Adabas は レコードに ISN を割り当て、レコードをデータストレージに追加し、必要に応じてアソシエータの更新を行います。

N2 コマンドは、ADAFDUにREUSE=ISN を指定しているかどうかにかかわらず、レコードに割り当てる ISN をユーザーが指定する場合に使用します。

ユーザーが ET ロジックユーザーの場合、追加レコードは排他的ホールド状態になります。

graphics/n1n2.png

N1/N2 Command, Procedure Flow

コントロールブロック

Field フォーマット  
コールタイプ B F/U
予約(内部使用)   -/-
コマンドコード A F/U
コマンド ID B F/U
File Number B F/U (1)
Response Code B F/A (1)
ISN B *
フォーマットバッファ長(ACB のみ) B F/U
レコードバッファ長(ACB のみ) B F/U
アディション 2 A、B -/A
アディション 3 A F/A
アディション 5 A F/U
コマンドタイム B -/A
ユーザーエリア   F/U

バッファエリア

バッファ  
フォーマットバッファ F/U
レコードバッファ F/U
サーチバッファ –/–
バリューバッファ –/–
ISN バッファ –/–
フォーマット:
A 英数字
B 2 進数
x/y Adabasコール前/後 - xとyは、値を取ることができます。
A Adabas によって設定
F ユーザーによって設定
U Adabas コール後も変更なし
- 使用しません
*N1 の場合は –/A、N2 の場合は F/U

(1)このフィールドの意味は、Call タイプに指定された値によって異なります。詳細については、「Adabas の呼び出し」の「コントロールブロック」を参照してください。

コントロールブロック

コマンドコード

N1/N2

コマンド ID

複数のレコードを一連の N1/N2 コールで追加し、各コールで同一フィールドをフォーマットバッファに指定する場合は、このフィールドに空白またはゼロ以外の値をセットすべきです。これにより、各 N1/N2 コール処理に必要な時間を削減できます。

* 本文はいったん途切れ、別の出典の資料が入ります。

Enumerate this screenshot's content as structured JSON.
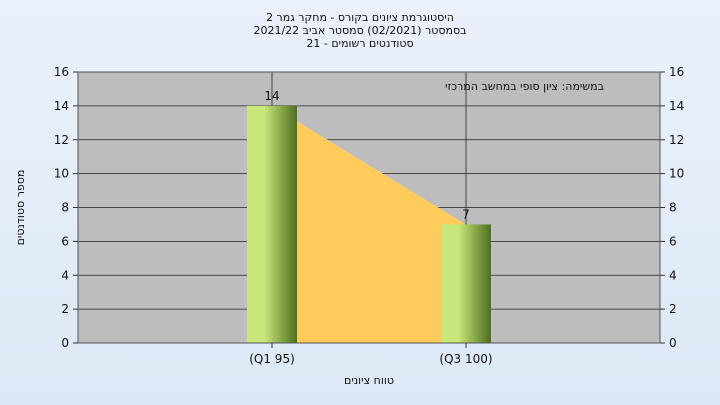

1 レコードだけを追加する、または N1/N2 コール間にフォーマットバッファを変更する場合は、コマンド ID に空白またはバイナリのゼロをセットすべきです。

このフィールドの上位バイトには 16 進数の FF を設定できません。これは、自動コマンド ID 生成を使用するときは除きます(詳細については、「コマンド ID の使用」を参照してください)。

このフィールドの上位バイトには 16 進数 "FF" を設定しないでください。

File Number

レコードを追加するファイルの番号。

Response Code

このフィールドには、コマンドに対するレスポンスコードが返されます。レスポンスコード 0 は、このコマンドが正しく実行されたことを示します。

ISN

N1 コマンドを使用する場合は、Adabas が、このフィールドにレコードに割り当てた ISN を返します。

N2 コマンドを使用する場合は、レコードに割り当てる ISN を、このフィールドに指定しなければなりません。与える ISN は、ファイル中のレコードにすでに割り当てられた ISN であってはならず、当ファイルに対する ISN の制限(MAXISN)内になければなりません。MAXISN は、ファイルのロード時に DBA が指定します。

フォーマットバッファ長(ACB のみ)

フォーマットバッファ長(バイト単位)を示します。ユーザープログラムで定義するフォーマットバッファエリアは、ここに指定する長さ以上である必要があります。

レコードバッファ長(ACB のみ)

レコードバッファ長(バイト単位)を示します。ユーザープログラムで定義するレコードバッファエリアは、ここに指定する長さ以上である必要があります。

アディション 2

レスポンスコード 0 が返る場合は、Adabas が、このフィールドに追加されたレコードの圧縮レコード長を返します。この長さは先頭 2 バイトにバイナリ形式で入ります。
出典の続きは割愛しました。